Après avoir rappelé les scandales alimentaires générés par la vache folle et les denrées alimentaires cancérigènes, l’économiste recommande aux Tunisiens d’adopter des stratégies agraires saines et performantes qui ont fait leur preuve dans plusieurs pays comme le Japon. Il s’agit d’opter pour l’agriculture biologique et pour l’établissement de contrats de production entre producteurs et consommateurs, l’équivalent du modèle des marchés « du producteur au consommateur » en Tunisie.

Hédi Zaiem insiste sur l’enjeu d’intensifier les investissements publics dans les régions à prédominance agricole et d’intégrer le secteur agricole en lançant une industrie nationale des intrants dont le coût est actuellement très élevé par l’effet de l’importation. Un facteur qui a contribué, selon lui, à la réduction des revenus des agriculteurs et à leur paupérisation.

Quid de l’économie solidaire et sociale ?

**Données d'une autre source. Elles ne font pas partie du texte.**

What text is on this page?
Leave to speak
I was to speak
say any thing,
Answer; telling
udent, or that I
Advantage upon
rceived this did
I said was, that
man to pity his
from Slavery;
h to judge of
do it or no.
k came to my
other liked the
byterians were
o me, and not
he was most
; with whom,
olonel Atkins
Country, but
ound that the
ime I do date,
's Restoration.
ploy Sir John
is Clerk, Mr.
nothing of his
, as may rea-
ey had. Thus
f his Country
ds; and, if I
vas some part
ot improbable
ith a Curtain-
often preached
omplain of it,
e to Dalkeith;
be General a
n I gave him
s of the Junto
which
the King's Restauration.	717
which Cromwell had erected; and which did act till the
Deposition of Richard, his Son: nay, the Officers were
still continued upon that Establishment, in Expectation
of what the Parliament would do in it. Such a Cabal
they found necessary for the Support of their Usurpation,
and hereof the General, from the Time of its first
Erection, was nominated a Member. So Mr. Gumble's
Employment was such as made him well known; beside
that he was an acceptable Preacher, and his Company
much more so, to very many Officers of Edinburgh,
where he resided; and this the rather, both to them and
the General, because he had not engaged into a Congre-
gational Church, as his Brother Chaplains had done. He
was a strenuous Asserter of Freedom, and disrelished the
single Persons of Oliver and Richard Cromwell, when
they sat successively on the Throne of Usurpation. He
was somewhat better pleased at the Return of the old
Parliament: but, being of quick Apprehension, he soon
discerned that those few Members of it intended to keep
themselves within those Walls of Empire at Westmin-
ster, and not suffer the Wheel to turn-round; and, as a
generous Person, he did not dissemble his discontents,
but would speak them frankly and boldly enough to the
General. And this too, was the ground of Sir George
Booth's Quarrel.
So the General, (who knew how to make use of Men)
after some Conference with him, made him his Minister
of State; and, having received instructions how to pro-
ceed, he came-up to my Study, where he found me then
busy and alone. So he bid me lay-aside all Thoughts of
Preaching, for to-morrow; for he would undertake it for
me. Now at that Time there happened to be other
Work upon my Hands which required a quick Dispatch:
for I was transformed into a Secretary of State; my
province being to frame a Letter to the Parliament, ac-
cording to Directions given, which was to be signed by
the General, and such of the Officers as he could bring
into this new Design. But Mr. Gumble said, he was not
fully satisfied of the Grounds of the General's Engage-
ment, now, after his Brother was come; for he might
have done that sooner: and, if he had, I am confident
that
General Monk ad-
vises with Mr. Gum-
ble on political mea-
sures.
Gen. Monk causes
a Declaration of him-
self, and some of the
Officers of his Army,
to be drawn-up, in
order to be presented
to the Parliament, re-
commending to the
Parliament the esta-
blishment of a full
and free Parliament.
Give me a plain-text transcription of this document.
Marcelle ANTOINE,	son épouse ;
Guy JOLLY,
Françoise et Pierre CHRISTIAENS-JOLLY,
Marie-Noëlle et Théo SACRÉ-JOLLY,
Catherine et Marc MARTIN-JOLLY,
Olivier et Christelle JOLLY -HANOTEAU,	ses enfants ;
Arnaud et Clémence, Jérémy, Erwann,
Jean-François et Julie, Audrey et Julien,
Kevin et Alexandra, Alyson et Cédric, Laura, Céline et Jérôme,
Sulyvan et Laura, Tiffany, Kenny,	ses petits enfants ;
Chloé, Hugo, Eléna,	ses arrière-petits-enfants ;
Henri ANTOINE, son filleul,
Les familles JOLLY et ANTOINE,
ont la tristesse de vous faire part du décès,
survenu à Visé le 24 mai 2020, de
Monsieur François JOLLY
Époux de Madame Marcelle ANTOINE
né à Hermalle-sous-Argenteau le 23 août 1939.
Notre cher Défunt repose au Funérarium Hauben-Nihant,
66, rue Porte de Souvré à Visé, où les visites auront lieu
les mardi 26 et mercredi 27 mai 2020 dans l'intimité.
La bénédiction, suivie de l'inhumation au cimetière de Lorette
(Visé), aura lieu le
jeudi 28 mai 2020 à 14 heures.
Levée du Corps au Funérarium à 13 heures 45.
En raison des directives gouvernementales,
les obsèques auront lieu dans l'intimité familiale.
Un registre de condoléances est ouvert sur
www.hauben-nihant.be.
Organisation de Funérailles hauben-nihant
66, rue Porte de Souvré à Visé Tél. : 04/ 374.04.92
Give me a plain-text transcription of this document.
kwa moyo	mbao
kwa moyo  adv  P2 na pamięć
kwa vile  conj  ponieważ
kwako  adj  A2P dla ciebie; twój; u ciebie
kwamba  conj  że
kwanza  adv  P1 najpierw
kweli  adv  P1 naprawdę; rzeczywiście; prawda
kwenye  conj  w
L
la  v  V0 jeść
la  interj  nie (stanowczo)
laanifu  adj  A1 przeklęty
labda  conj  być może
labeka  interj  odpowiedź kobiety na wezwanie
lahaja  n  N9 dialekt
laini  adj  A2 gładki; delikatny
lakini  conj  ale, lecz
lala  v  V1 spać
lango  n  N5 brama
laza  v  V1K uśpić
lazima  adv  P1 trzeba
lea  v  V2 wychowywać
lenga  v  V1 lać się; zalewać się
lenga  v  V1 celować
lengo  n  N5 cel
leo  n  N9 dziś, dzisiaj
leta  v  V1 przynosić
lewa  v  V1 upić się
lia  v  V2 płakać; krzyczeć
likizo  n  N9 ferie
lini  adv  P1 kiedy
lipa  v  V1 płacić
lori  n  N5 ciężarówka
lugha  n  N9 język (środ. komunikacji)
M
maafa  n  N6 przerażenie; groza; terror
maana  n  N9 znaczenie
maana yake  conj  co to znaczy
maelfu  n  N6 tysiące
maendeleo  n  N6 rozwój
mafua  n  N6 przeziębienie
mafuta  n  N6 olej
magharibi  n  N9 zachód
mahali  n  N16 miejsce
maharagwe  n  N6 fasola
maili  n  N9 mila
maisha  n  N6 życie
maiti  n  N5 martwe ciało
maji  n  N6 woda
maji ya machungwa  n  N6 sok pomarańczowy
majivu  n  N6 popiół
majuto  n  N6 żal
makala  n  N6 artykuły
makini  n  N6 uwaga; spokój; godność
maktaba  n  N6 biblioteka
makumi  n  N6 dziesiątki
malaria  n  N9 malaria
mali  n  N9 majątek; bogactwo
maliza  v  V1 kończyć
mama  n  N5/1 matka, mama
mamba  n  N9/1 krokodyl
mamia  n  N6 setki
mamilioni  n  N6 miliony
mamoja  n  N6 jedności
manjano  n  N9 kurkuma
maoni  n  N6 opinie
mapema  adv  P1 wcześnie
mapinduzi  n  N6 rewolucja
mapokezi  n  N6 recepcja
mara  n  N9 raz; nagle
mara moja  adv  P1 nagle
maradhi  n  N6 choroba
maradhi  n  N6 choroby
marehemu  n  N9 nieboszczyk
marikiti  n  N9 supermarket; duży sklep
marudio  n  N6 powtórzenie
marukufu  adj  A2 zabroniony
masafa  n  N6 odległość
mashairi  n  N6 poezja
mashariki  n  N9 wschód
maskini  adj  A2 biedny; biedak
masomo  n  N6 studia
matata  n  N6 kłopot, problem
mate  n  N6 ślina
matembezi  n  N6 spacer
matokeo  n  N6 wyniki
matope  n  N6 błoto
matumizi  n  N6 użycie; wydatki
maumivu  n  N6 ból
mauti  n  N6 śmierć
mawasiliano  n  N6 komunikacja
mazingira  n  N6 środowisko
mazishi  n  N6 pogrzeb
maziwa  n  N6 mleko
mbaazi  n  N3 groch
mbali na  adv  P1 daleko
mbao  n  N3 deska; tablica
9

Au rayon de l’économie sociale et solidaire (ESS), branche de l’économie qui concilie activité économique et équité sociale, l’universitaire perçoit d’importants avantages dans ce type d’économie pour peu qu’elle soit bien conçue, affectée à des projets nationaux de développement socioéconomique de grande envergure (éducation, santé, transport, culture) et encadrée et défendue politiquement soit par les syndicats, soit par un grand parti à vocation sociale.

Ainsi, d’après lui, l’ESS peut être exploitée pour atténuer les coûts élevés des services onéreux fournis par certains lobbys monopolistiques tels que les cliniques privées, les crèches…

L’ESS, qui a pour vertu d’offrir des produits et services de proximité à prix abordables, peut également être une solution pour sauver des centaines de milliers d’épiceries menacées par la grande distribution. L’idée serait de lancer des centrales d’achat sous le label “Sociétés d’économie sociale et solidaire“.

Dans le cas de l’agriculture comme dans celui de l’ESS, Hédi Zaiem souligne l’enjeu de garantir aux deux secteurs une valeur marchande lucrative. Au regard de leurs multiples avantages, ils doivent être nécessairement rentables pour concurrencer d’autres filières évoluant dans les secteurs public et privé. Le principe étant « il n’y a pas un chat qui chasse pour Dieu », dit-il.